MELBOURNE, Australia, Jan. 18, 2023 (GLOBE NEWSWIRE) -- Incannex Healthcare Limited (Nasdaq: IXHL) (ASX: IHL), (‘Incannex’ or the ‘Company’), a pharmaceutical company developing proprietary medicinal cannabinoid products and psychedelic medicine therapies for unmet medical needs, is pleased to announce that the PsiGAD1 clinical trial, designed to assess Incannex’s psilocybin-assisted psychotherapy for the treatment of generalised anxiety disorder (“GAD”), has achieved its interim milestone of 29 patients completing primary endpoint assessments. Independent analysis of the interim study data has commenced.

Treatment of GAD with currently accepted medications and therapies remains inadequate, with less than half of patients achieving remission. Psilocybin-assisted psychotherapy has shown promise in the treatment of several mental health conditions. PsiGAD1 was developed in collaboration with Dr Paul Liknaitzky, Head of the Clinical Psychedelic Lab at Monash University and a member of the Incannex scientific advisory board. The trial is designed to assess the safety and efficacy of the Company’s unique psilocybin program in an active placebo-controlled study. The 10-week treatment program includes two dosing sessions with either psilocybin or active placebo. Safety, efficacy, quality of life, and other aspects of mental and physical health are assessed.

The study is being conducted at Monash University’s BrainPark under the leadership of Dr Liknaitzky, alongside co-investigators Professor Suresh Sundram (Head of the Dept of Psychiatry, Monash) and Professor Murat Yücel (Director of BrainPark). Dr Liknaitzky has recruited a team of experienced and qualified clinicians and researchers to undergo specialist training, and deliver and assess the treatment.

To date, 45 participants have been enrolled in the study, with 29 participants having now completed the treatment protocol and main outcome assessment following treatment. The interim analysis of the study data to date, conducted by an independent Data Safety Monitoring Board (‘DSMB’) comprising experts who are not part of the trial, has commenced.

The independence of the DSMB is critical to maintain a blinded study and consequent integrity of the final data readout and analysis. Recommendations from the DSMB will be provided in March 2023, at which time the Company will provide another public announcement. The trial continues to progress well and on time, with retention of all participants who have been enrolled. The trial team have identified no safety concerns to date.

The interim analysis will allow Incannex to make key decisions on regulatory strategy and, in parallel, planning of pivotal studies, while continuing to collect data from the PsiGAD1 trial. Patient recruitment is ongoing towards fulfilling the complete study cohort of 72 patients.

“The PsiGAD1 trial is supported by a fantastic team of researchers and clinicians and has been an intensive and gratifying project to lead,” said Dr Paul Liknaitzky, Principal Investigator on the trial. “I look forward to the recommendations of the Data Safety Monitoring Board, and to continuing to progress this trial to completion.”

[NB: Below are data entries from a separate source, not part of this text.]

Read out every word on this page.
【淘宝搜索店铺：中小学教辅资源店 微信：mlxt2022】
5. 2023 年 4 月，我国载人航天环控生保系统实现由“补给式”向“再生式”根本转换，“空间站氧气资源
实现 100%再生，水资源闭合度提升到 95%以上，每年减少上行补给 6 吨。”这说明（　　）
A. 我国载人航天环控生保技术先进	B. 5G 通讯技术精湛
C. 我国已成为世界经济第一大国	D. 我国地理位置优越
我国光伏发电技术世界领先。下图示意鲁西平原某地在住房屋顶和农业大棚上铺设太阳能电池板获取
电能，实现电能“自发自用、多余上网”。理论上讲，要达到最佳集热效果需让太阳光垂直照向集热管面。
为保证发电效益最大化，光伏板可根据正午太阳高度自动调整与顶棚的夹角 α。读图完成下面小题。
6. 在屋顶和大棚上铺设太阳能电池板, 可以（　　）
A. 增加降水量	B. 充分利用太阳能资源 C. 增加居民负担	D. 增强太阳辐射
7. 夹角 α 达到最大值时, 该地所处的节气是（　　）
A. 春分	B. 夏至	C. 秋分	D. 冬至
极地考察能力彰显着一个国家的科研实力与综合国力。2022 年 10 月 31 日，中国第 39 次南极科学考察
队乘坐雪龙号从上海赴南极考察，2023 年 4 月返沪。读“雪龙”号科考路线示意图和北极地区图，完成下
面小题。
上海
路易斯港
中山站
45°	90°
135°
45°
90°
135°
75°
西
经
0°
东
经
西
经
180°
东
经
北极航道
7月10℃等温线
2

Incannex Chief Scientific Officer, Dr Mark Bleackley, said: “Monash University is a major globally recognised and highly innovative university. Dr Liknaitzky and his team are at the forefront of psychedelic research and development. Incannex continues to benefit from the academic rigour that Monash University and Dr Liknaitzky bring to the development of this therapy, which should assist our ambitions to be amongst the first companies in the world to provide a proprietary psychedelic therapy to the public. We look forward to providing a further update to our stakeholders following the recommendations from the DSMB.”

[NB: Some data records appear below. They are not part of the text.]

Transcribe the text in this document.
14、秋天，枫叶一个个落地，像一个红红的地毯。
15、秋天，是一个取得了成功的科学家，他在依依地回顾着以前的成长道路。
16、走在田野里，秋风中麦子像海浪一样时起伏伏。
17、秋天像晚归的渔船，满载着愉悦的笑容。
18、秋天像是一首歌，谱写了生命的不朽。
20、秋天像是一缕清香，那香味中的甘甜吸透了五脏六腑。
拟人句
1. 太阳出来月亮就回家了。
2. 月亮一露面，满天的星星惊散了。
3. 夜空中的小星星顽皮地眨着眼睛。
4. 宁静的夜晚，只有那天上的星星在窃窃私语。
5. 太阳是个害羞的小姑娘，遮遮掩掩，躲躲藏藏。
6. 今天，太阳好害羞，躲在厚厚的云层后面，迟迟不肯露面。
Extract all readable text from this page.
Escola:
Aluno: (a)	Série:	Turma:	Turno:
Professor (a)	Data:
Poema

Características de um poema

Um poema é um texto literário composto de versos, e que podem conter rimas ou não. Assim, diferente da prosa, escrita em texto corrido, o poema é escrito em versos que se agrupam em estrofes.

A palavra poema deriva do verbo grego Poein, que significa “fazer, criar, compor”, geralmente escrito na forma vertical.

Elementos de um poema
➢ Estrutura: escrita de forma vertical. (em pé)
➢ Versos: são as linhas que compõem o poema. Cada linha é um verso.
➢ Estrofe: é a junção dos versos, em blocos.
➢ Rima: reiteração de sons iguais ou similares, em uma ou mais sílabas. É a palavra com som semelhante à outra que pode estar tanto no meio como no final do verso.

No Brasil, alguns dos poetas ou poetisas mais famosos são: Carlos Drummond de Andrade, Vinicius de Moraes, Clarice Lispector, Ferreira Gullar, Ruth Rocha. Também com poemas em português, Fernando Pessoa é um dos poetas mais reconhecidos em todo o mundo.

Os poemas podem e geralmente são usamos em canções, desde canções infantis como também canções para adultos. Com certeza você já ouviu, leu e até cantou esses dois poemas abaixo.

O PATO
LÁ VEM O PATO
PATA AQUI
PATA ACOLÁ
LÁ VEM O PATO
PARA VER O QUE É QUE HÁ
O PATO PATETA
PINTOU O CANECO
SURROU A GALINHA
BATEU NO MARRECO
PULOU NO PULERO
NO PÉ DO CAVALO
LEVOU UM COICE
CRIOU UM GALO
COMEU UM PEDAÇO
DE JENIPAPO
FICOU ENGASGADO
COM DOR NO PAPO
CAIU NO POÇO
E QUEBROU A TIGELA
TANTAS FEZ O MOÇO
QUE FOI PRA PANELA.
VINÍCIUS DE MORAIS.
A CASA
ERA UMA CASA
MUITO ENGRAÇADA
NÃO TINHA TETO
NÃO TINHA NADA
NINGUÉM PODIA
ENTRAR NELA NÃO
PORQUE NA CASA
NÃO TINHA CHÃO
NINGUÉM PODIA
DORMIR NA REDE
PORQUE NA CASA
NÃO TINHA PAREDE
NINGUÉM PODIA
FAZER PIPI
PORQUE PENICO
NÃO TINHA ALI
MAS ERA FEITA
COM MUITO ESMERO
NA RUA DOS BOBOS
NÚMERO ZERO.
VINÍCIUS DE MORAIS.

This announcement has been approved for release to ASX by the Incannex Board of Directors.

About Incannex Healthcare Limited

Incannex is a clinical stage pharmaceutical development company that is developing unique medicinal cannabis pharmaceutical products and psychedelic medicine therapies for the treatment of obstructive sleep apnoea (OSA), traumatic brain injury (TBI) and concussion, lung inflammation (ARDS, COPD, asthma, bronchitis), rheumatoid arthritis, inflammatory bowel disease, anxiety disorders, addiction disorders, and pain, among other indications.

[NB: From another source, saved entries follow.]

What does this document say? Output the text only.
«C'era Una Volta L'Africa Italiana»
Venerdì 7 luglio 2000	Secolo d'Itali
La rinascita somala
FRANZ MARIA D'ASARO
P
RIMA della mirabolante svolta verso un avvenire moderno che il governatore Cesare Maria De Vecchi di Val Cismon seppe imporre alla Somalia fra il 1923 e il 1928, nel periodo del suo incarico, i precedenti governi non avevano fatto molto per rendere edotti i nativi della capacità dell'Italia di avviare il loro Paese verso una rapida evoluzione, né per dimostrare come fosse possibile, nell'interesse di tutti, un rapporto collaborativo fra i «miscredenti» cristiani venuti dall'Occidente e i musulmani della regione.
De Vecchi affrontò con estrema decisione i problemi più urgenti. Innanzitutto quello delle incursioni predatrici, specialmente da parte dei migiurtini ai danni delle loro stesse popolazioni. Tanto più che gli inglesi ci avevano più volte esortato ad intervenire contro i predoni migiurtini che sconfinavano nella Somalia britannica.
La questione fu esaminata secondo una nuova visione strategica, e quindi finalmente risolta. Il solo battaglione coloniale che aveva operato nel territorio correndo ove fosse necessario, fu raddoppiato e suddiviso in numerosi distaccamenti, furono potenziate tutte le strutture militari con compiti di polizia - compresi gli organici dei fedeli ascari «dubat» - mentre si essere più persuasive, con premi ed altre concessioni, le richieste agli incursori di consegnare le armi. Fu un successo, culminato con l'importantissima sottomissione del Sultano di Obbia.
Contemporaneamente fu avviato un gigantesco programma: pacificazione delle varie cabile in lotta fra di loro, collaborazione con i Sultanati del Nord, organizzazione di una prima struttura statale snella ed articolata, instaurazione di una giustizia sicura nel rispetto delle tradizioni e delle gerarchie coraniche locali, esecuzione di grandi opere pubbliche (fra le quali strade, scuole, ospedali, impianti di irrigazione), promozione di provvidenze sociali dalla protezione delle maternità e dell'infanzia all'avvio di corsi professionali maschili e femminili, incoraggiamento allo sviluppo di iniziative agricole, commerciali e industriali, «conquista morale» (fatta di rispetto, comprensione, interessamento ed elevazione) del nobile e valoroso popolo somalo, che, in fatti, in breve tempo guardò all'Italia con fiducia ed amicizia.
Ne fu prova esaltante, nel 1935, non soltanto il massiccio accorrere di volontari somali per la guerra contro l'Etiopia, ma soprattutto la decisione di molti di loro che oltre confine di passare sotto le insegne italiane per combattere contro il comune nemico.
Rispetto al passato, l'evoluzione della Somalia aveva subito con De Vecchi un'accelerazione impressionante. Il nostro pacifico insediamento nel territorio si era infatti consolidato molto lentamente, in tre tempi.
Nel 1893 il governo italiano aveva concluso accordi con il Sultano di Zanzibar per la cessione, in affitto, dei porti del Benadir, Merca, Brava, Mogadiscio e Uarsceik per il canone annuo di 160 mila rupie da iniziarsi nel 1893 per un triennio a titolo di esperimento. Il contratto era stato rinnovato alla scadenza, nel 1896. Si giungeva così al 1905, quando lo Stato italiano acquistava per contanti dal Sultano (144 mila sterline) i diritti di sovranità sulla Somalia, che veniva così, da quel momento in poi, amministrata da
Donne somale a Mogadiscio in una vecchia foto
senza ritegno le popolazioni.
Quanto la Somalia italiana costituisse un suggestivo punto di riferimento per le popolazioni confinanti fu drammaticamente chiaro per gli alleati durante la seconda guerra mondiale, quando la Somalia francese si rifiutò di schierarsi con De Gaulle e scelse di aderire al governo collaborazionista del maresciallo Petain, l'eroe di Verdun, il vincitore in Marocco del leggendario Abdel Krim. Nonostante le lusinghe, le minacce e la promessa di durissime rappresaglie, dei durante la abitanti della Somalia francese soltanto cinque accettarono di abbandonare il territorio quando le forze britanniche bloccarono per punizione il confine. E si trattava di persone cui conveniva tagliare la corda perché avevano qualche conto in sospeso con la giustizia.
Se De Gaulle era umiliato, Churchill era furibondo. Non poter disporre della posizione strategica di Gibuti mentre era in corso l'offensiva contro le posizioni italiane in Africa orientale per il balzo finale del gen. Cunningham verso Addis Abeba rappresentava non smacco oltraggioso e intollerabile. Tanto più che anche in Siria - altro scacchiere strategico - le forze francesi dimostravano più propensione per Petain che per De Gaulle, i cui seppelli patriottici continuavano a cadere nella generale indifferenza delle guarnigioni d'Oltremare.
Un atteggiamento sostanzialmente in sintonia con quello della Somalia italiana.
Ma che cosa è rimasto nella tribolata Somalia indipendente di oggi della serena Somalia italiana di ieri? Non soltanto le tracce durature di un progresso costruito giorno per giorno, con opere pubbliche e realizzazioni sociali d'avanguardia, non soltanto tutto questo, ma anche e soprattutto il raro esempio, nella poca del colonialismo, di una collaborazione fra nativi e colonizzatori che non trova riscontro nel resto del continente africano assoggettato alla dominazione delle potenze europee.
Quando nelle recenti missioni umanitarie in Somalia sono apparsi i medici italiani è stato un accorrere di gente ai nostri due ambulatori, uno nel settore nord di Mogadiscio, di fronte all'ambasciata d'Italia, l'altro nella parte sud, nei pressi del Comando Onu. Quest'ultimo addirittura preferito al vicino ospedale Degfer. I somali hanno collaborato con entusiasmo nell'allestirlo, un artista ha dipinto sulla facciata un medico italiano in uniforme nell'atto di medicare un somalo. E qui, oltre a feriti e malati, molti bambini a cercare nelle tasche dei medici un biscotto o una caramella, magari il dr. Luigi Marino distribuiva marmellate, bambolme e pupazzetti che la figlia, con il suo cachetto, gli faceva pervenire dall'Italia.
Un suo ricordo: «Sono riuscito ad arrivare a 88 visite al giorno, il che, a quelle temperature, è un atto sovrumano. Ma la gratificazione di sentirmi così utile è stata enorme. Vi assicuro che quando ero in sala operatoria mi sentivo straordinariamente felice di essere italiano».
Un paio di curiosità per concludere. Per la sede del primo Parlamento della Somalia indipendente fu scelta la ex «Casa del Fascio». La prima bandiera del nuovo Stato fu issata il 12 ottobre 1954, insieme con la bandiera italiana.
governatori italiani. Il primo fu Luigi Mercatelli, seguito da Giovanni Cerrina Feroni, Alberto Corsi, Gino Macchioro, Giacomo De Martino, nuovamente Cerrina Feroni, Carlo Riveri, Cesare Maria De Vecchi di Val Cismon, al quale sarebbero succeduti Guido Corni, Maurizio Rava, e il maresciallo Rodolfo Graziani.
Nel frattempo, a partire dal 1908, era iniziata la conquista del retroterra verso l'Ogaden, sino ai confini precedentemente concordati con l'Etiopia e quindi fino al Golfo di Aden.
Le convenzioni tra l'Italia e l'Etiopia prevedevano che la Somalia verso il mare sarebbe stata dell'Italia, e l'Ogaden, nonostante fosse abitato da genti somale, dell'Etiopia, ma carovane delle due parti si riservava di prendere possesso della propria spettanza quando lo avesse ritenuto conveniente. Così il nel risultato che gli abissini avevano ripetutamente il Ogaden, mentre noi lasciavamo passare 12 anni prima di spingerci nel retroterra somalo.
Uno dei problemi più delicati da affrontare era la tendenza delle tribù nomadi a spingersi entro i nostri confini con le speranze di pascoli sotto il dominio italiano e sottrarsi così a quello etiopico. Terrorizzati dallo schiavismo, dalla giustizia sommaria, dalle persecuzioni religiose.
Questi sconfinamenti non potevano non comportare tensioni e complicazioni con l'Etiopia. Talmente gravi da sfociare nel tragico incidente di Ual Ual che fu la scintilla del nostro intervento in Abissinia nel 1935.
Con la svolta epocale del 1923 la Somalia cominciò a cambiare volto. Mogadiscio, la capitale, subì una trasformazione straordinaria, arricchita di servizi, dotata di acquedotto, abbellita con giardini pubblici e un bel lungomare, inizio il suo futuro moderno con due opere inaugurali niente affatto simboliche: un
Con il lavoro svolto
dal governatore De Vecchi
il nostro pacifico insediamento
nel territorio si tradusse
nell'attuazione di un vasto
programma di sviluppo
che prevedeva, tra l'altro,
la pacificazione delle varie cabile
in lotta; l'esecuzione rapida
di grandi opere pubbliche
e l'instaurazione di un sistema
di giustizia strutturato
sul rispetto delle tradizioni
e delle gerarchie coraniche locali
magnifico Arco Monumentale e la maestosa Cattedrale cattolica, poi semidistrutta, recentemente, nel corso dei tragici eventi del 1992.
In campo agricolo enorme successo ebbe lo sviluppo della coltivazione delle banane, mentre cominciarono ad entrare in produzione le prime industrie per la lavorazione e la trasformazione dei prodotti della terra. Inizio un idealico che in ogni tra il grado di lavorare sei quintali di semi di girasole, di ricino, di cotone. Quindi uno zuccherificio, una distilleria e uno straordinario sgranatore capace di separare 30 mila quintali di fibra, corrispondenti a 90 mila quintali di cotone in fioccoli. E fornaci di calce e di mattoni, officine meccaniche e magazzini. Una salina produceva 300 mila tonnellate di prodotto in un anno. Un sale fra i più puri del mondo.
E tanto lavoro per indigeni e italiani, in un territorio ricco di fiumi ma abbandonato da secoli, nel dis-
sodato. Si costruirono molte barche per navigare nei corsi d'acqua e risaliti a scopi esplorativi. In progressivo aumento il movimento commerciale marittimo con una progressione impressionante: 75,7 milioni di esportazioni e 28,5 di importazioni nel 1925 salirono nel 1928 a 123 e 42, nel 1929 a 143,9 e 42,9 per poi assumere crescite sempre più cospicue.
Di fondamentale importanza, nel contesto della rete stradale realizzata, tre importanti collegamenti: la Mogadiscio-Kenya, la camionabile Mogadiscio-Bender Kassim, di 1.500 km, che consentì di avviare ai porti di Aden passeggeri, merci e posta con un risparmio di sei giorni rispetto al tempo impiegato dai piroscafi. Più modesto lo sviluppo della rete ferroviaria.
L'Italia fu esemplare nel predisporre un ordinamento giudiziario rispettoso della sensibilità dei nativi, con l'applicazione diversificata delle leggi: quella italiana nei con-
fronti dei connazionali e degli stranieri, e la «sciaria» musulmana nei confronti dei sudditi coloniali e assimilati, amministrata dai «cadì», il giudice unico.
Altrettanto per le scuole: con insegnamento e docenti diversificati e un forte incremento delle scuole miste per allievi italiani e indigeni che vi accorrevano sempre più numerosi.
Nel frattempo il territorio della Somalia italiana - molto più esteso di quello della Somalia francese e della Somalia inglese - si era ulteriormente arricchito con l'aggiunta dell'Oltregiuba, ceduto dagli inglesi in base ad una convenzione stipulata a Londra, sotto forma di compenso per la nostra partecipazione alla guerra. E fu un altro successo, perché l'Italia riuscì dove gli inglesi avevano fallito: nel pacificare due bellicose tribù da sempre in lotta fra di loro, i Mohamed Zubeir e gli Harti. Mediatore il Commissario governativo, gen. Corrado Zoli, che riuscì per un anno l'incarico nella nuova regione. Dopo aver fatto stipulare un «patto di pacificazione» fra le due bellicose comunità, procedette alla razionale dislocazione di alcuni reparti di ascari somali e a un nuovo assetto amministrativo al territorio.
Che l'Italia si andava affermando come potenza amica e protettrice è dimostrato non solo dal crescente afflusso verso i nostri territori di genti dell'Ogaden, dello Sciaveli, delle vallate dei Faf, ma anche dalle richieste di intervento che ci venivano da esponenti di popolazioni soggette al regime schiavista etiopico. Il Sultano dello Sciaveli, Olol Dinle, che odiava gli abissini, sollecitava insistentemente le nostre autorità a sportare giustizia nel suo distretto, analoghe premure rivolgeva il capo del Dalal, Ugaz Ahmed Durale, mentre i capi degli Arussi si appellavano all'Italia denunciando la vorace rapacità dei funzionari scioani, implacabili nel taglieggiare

U.S. FDA approval and registration, subject to ongoing clinical success, is being pursued for each drug and therapy under development. Each indication under investigation currently has no, or limited, existing registered pharmacotherapy (drug) treatments available to the public and represent major global economic opportunities to Incannex and its shareholders.

Incannex has a strong patent filing strategy in place as it develops its products and therapies in conjunction with its medical and scientific advisory board and partners. The Company holds 19 granted patents and 30 pending patent applications. Incannex is listed on the Australian Stock Exchange (ASX) with stock code “IHL” and has American Depository Shares listed on NASDAQ under code “IXHL”.

Website: www.incannex.com.au
Investors: investors@incannex.com.au

Forward-looking statements
This press release contains "forward-looking statements" within the meaning of the "safe harbor" provisions of the U.S. Private Securities Litigation Reform Act of 1995. These forward-looking statements are made as of the date they were first issued and were based on current expectations and estimates, as well as the beliefs and assumptions of management. The forward-looking statements included in this press release represent Incannex's views as of the date of this press release. Incannex anticipates that subsequent events and developments may cause its views to change. Incannex undertakes no intention or obligation to update or revise any forward-looking statements, whether as of a result of new information, future events or otherwise. These forward-looking statements should not be relied upon as representing Incannex's views as of any date after the date of this press release.

Contact Information:

Incannex Healthcare Limited
Mr Joel Latham
Managing Director and Chief Executive Officer
+61 409 840 786
joel@incannex.com.au

Investor Relations Contact – United States
Alyssa Factor
Edison Group
+1 (860) 573 9637
afactor@edisongroup.com


FAQ

What is the PsiGAD1 trial conducted by Incannex (IXHL)?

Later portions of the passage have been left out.